Adozione e scuola: “Taci tu che non sei altro che un figlio di p…”. Il consiglio della psicologa

Il bambino adottato deve avere la certezza che in famiglia può parlare di tutto ciò che gli viene detto dai compagni, senza paura di ferire i genitori o fare del male con il suo passato, ma che anzi è amato con tutta la sua storia

Dopo una adozione, ogni genitore ha ben presente che suo figlio gli chiederà sempre in varie fasi del suo sviluppo, in modi diversi, di raccontargli qualcosa di lui, la sua storia, il loro incontro, papà e mamma come erano prima di incontrarlo. Ma sa soprattutto che le domande “da dove vengo? Quali sono le mie origini? Com’erano i genitori biologici? Perché mi hanno abbandonato?” sono frequenti nell’esperienza adottiva. Riguardano infatti aspetti che si intrecciano con la costruzione dell’identità del figlio.

Con la crescita e il confronto con i coetanei, il bambino si pone tante domande sulla sua condizione, comprende che essere adottato vuol dire avere genitori biologici che sono differenti da chi lo sta crescendo, e comprende che prima di essere adottato è stato abbandonato: l’abbandono è un evento che il bambino non sceglie ma subisce, e in lui ci sono ricordi e sensazioni legati al tempo prima dell’incontro con mamma e papà, oltre a sentimenti di dolore e di rabbia.

Il bambino porta ai genitori la tematica dell’abbandono solo quando è stata raggiunta una certa sicurezza del legame, si sente di parlare solo quando si sente dentro una relazione accogliente, che lo può contenere, dove può trovare genitori forti, disponibili ad affrontare con lui questa tematica. Sapere che può parlare della sua storia, fa sentire il bambino parte di una famiglia che lo accoglie con tutto il suo passato.

Adozione e scuola. Il rapporto con i compagni di classe e la famiglia

Il tema della verità narrabile ha dunque un posto fondamentale tra le attenzioni da avere nel percorso adottivo. Quando si adotta non si adotta solo il figlio ma anche la ferita che porta con sé.

È importante parlare della sua storia, non imponendo, ma facilitando la narrazione del figlio: le storie hanno un peso a volte non indifferente, ma se vengono comprese ed affrontate in modo che il figlio possa fare pace con se stesso e con la propria ferita, ecco che il figlio stesso acquisirà maggiore sicurezza. Parlare di ciò che è accaduto nel suo passato è aiutarlo a comprendere meglio la sua storia e a rapportarsi con serenità ad essa.

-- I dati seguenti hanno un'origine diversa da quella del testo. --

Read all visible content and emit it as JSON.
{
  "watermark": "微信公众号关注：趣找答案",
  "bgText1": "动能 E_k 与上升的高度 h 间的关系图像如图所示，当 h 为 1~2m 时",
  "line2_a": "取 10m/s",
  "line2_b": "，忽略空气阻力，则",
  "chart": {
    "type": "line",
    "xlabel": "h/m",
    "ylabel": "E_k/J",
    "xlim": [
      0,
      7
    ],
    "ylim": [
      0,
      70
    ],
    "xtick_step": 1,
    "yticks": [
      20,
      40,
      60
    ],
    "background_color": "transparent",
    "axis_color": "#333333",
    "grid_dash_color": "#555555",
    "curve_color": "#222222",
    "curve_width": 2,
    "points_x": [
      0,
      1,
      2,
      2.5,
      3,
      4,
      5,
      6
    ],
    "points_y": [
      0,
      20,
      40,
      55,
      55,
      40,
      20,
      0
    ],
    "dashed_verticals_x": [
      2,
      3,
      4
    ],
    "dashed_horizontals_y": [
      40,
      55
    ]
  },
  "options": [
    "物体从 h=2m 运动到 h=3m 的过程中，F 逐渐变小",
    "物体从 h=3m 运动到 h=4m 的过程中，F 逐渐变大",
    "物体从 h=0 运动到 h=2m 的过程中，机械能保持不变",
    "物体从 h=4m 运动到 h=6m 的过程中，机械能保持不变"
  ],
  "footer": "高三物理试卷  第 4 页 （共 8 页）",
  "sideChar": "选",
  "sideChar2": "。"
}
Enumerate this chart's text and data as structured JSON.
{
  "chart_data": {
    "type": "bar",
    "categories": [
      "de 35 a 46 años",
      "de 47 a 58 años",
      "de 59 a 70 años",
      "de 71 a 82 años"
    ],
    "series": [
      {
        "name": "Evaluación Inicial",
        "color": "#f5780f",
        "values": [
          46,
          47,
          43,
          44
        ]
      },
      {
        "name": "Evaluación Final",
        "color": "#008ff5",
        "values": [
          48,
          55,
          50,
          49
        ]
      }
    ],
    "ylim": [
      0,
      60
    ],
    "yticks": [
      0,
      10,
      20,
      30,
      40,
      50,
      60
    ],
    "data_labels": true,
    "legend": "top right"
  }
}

Il bambino va informato sul suo passato, con modi adeguati alla sua età e al suo sviluppo, le domande vanno accolte, e il racconto va fatto ogni volta che il bambino lo chiede. Quando nella storia del bambino ci sono fatti ancor più dolorosi o che creano disagio, non vanno nascosti soprattutto se il bambino ne ha memoria, e nello stesso tempo non vanno usati per distruggere l’immagine dei genitori biologici. È importante passare il fatto che i genitori biologici non erano capaci di rapportarsi in modo diverso, che certi comportamenti di maltrattamento o devianti che hanno messo in atto sono sbagliati, ma sono stati fatti perché erano incapaci di fare altro: è un’immagine quindi di genitori biologici fragili e in difficoltà, che non sapevano svolgere in modo adeguato il loro ruolo di genitori, che gli volevano un bene non sufficiente a farlo crescere o magari non erano proprio capaci di amarlo.

Può essere difficile per un genitore non arrivare al giudizio e alla condanna di questi genitori biologici, ma è importante per non passare l’idea al bambino di essere a sua volta sbagliato.

Ecco che se il bambino ha potuto confrontarsi con i genitori sul suo passato, parlare delle sue emozioni relative alla sua storia, dei suoi ricordi su situazioni anche negative o che possono creare disagio, e ha sentito accoglienza e comprensione, sarà più forte nell’affrontare il confronto con l’esterno, con le possibili domande o affermazioni che arriveranno magari dai suoi compagni: infatti potrà capitare più volte che qualche compagno a scuola più o meno ingenuamente lo ferisca nei momenti di litigio, colpendolo sulla sua storia.

La forza che il bambino riceve da sentire che mamma e papà ci sono, lo ascoltano e lo sostengono è determinante in questi confronti con il mondo esterno; avere la certezza che in famiglia può parlare di ciò che gli viene detto dai compagni, senza paura di ferire i genitori o fare del male con il suo passato, ma che anzi è amato con tutta la sua storia, e che inoltre il valore della sua persona non è determinato dal suo passato, saranno la spinta per trovare il suo modo di confrontarsi con i coetanei senza ritirarsi di fronte a possibili battute o domande inopportune.